The downside is you’ve coupled your application services to your underlying infrastructure. The simplicity of the all-in-one approach allows you to go fast in the beginning, but you may find later that you have hampered your ability to adapt.
If there’s a major change like an acquisition, for example, you can’t quickly merge systems, port to a new cloud, or repatriate an app back on-premises.
Think of this as vertical integration, where the app, the app services, and the infrastructure are all tightly coupled. Now consider a different approach where you horizontally integrate across your silos. There is more value in integrating left to right across people, as opposed to top to bottom across the technology stack.
The solution is to invest in new technologies, but in a way that provides visibility, workflows, and APIs across all the stages of the application lifecycle. Now you have a relay race where each team runs with scissors, enabling security to ensure it’s done safely.

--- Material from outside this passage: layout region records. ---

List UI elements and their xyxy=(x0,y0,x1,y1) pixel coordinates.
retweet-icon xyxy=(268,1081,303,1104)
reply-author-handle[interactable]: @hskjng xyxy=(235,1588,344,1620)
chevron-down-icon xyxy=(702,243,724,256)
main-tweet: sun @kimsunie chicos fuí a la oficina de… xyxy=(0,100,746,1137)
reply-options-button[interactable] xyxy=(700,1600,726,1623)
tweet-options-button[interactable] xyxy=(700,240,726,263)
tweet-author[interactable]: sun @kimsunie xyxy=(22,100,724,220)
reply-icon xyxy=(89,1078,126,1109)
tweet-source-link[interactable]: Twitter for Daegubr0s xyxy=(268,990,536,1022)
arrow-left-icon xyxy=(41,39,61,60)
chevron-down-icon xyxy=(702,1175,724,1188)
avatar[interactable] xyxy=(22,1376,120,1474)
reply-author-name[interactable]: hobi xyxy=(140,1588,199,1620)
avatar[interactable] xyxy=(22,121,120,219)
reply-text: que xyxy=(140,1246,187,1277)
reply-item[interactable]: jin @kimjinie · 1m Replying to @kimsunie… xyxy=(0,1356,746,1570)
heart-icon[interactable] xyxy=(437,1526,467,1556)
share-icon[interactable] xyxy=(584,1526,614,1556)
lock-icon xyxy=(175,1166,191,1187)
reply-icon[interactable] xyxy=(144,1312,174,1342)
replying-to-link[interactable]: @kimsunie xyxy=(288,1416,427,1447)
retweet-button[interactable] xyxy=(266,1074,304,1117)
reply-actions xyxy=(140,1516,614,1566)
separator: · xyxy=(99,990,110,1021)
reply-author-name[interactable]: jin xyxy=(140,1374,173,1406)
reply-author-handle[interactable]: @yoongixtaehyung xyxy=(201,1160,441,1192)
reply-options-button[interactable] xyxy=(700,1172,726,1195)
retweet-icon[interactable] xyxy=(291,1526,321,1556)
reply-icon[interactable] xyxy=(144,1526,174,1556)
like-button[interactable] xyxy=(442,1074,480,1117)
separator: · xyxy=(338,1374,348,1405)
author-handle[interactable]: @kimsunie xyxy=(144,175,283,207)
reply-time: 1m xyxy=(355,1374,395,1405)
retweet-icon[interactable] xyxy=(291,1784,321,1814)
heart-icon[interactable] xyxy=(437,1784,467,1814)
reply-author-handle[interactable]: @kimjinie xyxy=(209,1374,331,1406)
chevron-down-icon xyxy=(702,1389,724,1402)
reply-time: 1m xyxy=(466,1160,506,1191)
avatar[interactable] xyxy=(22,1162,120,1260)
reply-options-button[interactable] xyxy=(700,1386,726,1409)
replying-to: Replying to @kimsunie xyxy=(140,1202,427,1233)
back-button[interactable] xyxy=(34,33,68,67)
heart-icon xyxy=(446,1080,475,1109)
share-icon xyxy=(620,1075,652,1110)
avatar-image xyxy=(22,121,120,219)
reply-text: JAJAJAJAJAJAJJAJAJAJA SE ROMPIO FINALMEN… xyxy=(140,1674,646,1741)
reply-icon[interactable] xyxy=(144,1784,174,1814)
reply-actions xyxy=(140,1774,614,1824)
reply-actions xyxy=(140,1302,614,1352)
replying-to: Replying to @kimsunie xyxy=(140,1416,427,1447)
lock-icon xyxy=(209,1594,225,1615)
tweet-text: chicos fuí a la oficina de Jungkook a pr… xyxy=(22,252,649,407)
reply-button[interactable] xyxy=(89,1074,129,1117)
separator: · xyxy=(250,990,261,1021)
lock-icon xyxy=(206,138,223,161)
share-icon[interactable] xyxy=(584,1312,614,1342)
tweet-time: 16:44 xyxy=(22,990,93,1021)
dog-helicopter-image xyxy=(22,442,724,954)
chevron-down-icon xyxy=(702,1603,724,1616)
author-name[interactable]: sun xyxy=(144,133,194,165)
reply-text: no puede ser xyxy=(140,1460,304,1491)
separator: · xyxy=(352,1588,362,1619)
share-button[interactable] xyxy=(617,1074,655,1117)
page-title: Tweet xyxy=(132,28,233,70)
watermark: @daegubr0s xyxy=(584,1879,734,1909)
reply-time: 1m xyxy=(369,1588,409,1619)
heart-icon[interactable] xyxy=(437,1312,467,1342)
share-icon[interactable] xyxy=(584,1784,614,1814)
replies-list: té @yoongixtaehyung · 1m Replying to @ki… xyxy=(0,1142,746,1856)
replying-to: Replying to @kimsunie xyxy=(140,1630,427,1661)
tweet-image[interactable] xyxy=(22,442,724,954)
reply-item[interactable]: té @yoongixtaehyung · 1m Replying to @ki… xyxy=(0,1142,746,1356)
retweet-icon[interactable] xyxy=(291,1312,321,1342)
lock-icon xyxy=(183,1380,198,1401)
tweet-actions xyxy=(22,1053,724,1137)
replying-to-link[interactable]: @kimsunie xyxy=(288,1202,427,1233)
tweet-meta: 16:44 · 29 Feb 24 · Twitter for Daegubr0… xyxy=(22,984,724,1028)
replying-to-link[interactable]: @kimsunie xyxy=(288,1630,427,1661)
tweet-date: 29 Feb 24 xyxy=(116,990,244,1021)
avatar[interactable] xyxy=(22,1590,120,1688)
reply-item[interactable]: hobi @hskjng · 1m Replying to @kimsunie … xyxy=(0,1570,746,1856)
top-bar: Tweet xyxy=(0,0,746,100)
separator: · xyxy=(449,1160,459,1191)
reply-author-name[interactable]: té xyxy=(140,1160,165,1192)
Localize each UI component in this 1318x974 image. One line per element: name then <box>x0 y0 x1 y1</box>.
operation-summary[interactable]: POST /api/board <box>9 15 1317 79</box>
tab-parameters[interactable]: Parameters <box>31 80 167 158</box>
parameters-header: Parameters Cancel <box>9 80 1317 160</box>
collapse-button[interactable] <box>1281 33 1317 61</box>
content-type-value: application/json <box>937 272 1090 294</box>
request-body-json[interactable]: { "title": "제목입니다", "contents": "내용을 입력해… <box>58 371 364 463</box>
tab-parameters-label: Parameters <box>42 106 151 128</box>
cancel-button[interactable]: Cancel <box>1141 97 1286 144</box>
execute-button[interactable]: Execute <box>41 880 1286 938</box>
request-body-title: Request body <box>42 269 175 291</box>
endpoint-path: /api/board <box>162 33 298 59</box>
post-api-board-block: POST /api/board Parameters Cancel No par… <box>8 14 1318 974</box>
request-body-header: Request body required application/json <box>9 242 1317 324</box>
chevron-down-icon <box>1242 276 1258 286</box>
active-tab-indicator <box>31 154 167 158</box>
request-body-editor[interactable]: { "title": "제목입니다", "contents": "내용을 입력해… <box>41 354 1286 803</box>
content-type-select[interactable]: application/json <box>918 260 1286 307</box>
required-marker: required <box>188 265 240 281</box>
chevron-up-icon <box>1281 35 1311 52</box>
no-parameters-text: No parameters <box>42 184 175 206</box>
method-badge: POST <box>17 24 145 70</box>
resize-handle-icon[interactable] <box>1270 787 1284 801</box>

Fortunately, the technologies to enable this model in an open, loosely coupled way are here today. For enterprises with legacy and hybrid infrastructures, your capability to go fast and compete with cloud-native companies has arrived, and you don’t have to hire a thousand Silicon Valley software developers to compete with cloud-native organisations.
By investing in the abstraction layer that automates and maintains application delivery and application security left to right across your organisation, you can encourage your developers to run faster. Take that, Mrs McGonagle. Kindergarten will never be the same.